Maybe you need to set
LD_LIBRARY_PATH for the libfprint library’s path installed from the source, to prioritize the path than standard system lib path where system libfprint exists.
And to the Linux compile newbies, where would that be?
the directory where libfprint was compiled? or is it something that should be visible in the Ninja log?
Maybe the directory is where the
libfprint-2.so.* file compiled by you exists.
Edited: Maybe this is not a wrong solution for the compiler error, as the
LD_LIBRARY_PATH is a library path searched in the run time, not build time. Sorry.
I thought of that, but immediately dismissed it as being kind of an odd solution. Surely, Davis_Ladd (op of the guide) would have mentioned having to do something like that - I’m guessing he didn’t have to.
What I did do, as a test, was temporarily replace the libfprint library in /usr/lib/x86[snip] with the newly-built one. After a reboot, I was able to go into settings and add my fingerprint (and then use my fingerprint to login.) However, I was still not able to build fprintd!
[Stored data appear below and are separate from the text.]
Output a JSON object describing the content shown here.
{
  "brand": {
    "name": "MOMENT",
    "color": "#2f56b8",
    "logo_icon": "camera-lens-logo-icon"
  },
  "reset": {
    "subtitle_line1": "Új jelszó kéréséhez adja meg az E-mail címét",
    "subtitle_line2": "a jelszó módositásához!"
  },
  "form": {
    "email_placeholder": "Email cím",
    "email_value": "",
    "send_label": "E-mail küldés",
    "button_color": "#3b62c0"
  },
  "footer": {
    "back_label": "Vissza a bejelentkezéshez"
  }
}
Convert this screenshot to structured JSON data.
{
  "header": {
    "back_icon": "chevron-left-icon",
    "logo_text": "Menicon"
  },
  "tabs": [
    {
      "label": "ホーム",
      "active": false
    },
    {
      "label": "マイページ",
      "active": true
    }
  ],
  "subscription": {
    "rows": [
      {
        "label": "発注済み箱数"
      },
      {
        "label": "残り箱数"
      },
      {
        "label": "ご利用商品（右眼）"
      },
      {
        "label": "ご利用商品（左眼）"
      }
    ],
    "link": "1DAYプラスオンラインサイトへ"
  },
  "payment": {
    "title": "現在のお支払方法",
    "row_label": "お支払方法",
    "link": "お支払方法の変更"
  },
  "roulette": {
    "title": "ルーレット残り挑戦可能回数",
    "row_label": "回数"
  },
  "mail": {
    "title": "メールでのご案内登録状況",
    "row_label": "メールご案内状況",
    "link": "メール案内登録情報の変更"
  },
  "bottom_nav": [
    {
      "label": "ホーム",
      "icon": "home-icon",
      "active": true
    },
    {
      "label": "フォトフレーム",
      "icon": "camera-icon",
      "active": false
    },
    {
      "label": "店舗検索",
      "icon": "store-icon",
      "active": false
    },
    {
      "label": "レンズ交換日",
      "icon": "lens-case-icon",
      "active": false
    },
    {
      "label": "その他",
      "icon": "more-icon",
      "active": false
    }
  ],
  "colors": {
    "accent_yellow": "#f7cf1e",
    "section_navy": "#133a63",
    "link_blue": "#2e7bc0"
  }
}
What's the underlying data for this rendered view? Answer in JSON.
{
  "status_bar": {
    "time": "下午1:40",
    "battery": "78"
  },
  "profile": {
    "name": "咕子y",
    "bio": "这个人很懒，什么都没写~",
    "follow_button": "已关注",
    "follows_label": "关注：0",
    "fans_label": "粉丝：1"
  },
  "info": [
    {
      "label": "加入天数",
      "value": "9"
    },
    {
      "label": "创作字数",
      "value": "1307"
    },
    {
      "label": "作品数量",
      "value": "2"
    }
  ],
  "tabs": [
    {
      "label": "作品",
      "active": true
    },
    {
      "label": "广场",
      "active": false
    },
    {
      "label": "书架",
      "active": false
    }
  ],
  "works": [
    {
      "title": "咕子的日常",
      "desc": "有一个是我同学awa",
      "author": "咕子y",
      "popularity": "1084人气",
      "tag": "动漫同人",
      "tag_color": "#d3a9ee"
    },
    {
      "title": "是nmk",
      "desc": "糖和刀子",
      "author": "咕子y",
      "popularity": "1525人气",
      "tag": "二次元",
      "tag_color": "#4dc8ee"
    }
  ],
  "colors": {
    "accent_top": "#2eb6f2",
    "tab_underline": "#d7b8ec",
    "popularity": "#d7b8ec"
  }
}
Same complaint (found 1.90, need at least 1.92). So, the system sees the new libfprint 1.92, but meson doesn’t? I put the old libfprint back because I want a real solution to this.
CFLAGS before building fprintd like this? I haven’t tried it by myself.
export CC='gcc -L /path/to/libfprint_lib_directory -I /path/to/libfprint_include_header_directory'
export CFLAGS='-L /path/to/libfprint_lib_directory -I /path/to/libfprint_include_header_directory'
I don’t know what the “system” means. But maybe the meson in fprintd found the libfprint deb package installed to standard lib directory by
apt-get install, but the fprinted couldn’t find another libfprint you installed by building from the source.
By “system” I simply meant, settings app, login screen, etc. I don’t know the proper way to describe the running ubuntu desktop system.
I searched the entire boot drive for “libfprint-2.so.2.0.0”. It found two files: the one I built from source and the one located in “/usr/lib/x86_64-linux-gnu”. That’s when I decided to try replacing the one in /usr/lib/x86_64-linux-gnu with the one I built. It worked… kinda. I could register my fingerprint in the settings app and then login with my fingerprint, but I still couldn’t build fprintd.
I feel like I’m just not getting something here. Is there more to libfprint than the resulting libfprint-2.so file? I’m going to try setting LD_LIBRARY_PATH (not sure why I didn’t try that before writing this.)
By checking the meson build log (duh), I figured out why the build of fprintd is failing. It’s using “/usr/bin/pkg-config --modversion libfprint-2” to determine the version of libfprint that’s installed. So, basically, you can do whatever you want to the libfprint library, but meson is just going to look at which version was installed with apt-get.
I’m not sure how the build of fprintd could possibly work without some intermediate step that updates the libfprint package version information.